Wow that’s great! I am so happy for you. You’re absolutely right about the control issue. That man was a nightmare and a complete control freak. Every thing was his way or the high way. Anytime I suggested anything he disagreed and he was good at hiding things from me. I will keep this in mind when I rewrite my affidavit. Thank you so much! 

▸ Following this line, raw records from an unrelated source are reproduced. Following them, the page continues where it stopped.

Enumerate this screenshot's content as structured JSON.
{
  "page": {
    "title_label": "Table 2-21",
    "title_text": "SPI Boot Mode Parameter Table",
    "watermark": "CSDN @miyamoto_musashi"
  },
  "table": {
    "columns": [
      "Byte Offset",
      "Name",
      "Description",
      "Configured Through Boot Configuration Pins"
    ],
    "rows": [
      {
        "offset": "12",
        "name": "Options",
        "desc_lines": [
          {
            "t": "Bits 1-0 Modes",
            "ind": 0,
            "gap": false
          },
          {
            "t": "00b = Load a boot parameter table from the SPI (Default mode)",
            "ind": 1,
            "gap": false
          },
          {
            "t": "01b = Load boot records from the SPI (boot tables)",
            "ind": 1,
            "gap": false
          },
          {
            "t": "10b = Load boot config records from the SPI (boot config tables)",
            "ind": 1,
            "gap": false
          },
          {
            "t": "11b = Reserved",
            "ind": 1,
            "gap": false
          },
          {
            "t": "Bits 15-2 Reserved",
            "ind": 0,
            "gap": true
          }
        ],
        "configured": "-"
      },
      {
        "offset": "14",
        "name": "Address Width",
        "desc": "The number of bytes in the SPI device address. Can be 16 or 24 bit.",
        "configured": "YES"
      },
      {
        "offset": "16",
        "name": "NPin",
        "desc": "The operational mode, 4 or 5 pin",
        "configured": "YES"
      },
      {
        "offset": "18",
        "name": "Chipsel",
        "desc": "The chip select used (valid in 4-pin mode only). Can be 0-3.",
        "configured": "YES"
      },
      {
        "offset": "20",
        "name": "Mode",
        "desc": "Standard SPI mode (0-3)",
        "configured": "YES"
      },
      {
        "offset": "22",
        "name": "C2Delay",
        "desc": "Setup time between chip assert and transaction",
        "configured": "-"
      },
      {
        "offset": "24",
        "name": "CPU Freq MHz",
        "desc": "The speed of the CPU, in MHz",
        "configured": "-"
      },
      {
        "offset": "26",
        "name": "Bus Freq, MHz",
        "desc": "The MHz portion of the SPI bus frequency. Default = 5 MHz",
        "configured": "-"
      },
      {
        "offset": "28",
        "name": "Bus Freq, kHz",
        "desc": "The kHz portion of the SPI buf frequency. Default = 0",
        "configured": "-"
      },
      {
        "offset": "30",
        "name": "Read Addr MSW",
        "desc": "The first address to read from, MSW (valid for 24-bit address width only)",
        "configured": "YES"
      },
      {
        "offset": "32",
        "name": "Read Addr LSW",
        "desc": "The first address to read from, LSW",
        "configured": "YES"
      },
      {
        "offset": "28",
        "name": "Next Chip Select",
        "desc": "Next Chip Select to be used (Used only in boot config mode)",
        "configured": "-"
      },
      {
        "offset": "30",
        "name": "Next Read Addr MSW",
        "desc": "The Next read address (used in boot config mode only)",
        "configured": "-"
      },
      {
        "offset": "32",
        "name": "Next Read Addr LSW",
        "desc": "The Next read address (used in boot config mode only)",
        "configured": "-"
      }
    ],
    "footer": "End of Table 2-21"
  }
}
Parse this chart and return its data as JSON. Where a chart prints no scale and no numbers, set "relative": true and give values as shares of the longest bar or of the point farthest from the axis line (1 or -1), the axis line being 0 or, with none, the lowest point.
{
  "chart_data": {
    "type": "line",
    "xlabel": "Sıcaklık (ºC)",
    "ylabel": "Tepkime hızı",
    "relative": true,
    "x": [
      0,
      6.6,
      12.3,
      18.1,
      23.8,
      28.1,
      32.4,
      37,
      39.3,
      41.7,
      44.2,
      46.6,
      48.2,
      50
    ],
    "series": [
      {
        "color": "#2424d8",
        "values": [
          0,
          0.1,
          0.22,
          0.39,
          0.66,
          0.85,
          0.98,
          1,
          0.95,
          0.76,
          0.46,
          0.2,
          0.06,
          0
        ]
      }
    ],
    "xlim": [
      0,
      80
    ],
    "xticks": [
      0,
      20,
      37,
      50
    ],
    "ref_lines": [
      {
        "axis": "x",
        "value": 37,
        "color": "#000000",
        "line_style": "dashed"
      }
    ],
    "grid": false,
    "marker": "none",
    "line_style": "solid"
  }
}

Filed: AOS (apr) Country: Nigeria
Timeline
Posted
1 minute ago, Aprilvawa said:

I’m sorry, I am using my phone and it keeps say the size is too big, I will try to upload it again and see what happens 

Okay dear. Don’t be stressed it’ll all come out very well for all of us . I had to edit my earlier post for I don’t want to make you more stressed than you already are . 

Posted
10 minutes ago, Deserteagle said:

Not to scare you but I know of someone who was recently denied that had no proof of bonafide marriage . She sent affidavits for the RFE and got a denial. She appealed though . 
 

you need to try your best and get cards, emails both of y’all exchanged or occupants who knew y’all lived together . Also, speak to the apartment office if they knew y’all lived together and they can write why you were not on the lease 

I don’t live in that state anymore and I haven’t since 2017. Last I heard he moved to a new state as well. Couple of my family visited us there so I will ask them to write an affidavit for me

Filed: AOS (apr) Country: Nigeria
Timeline
Posted
Just now, Aprilvawa said:

I don’t live in that state anymore and I haven’t since 2017. Last I heard he moved to a new state as well. Couple of my family visited us there so I will ask them to write an affidavit for me

Those family affidavits will do just fine too 

Filed: Other Timeline
Posted
1 hour ago, Aprilvawa said:

I received the request for additional evidence and they’re asking for good faith of marriage. I had a joint account with my abuser but he overdraft the account shortly after we got married and the account was closed so they say they can’t accept that.  The lease was under his name because that’s the way he wanted it and I had no utility under my name because I wasn’t working at the time. When I suggested we file apply for life insurance he refused. We had no kids and we lived together for less than a year due to the abuse. I can get affidavits from a couple of my friends and also my own affidavit. Would that be enough?

 

Look for any photos of you two together, any gifts exchanged, if you can get the receipts of pictures of the gifts... write another affidavit explaining everything... like @Stillwinning!!!😊 and @FeDaniela said. I had the same RFE

Posted
2 minutes ago, Aprilvawa said:

I don’t live in that state anymore and I haven’t since 2017. Last I heard he moved to a new state as well. Couple of my family visited us there so I will ask them to write an affidavit for me

Affidavits from family member who knows and could write the good and bad is a must, I believe. Not only to tell about the shared residence. My mom, sister and best friend wrote me the affidavits. It was genuine and they wrote from the beginning to present what they know and observed. they wrote the good things they saw while i was in the courtship, marriage, building my family, abuse and my current status through their eyes. I'm sharing this to give you and the person who will write the affidavit an idea how to put what they know and observe.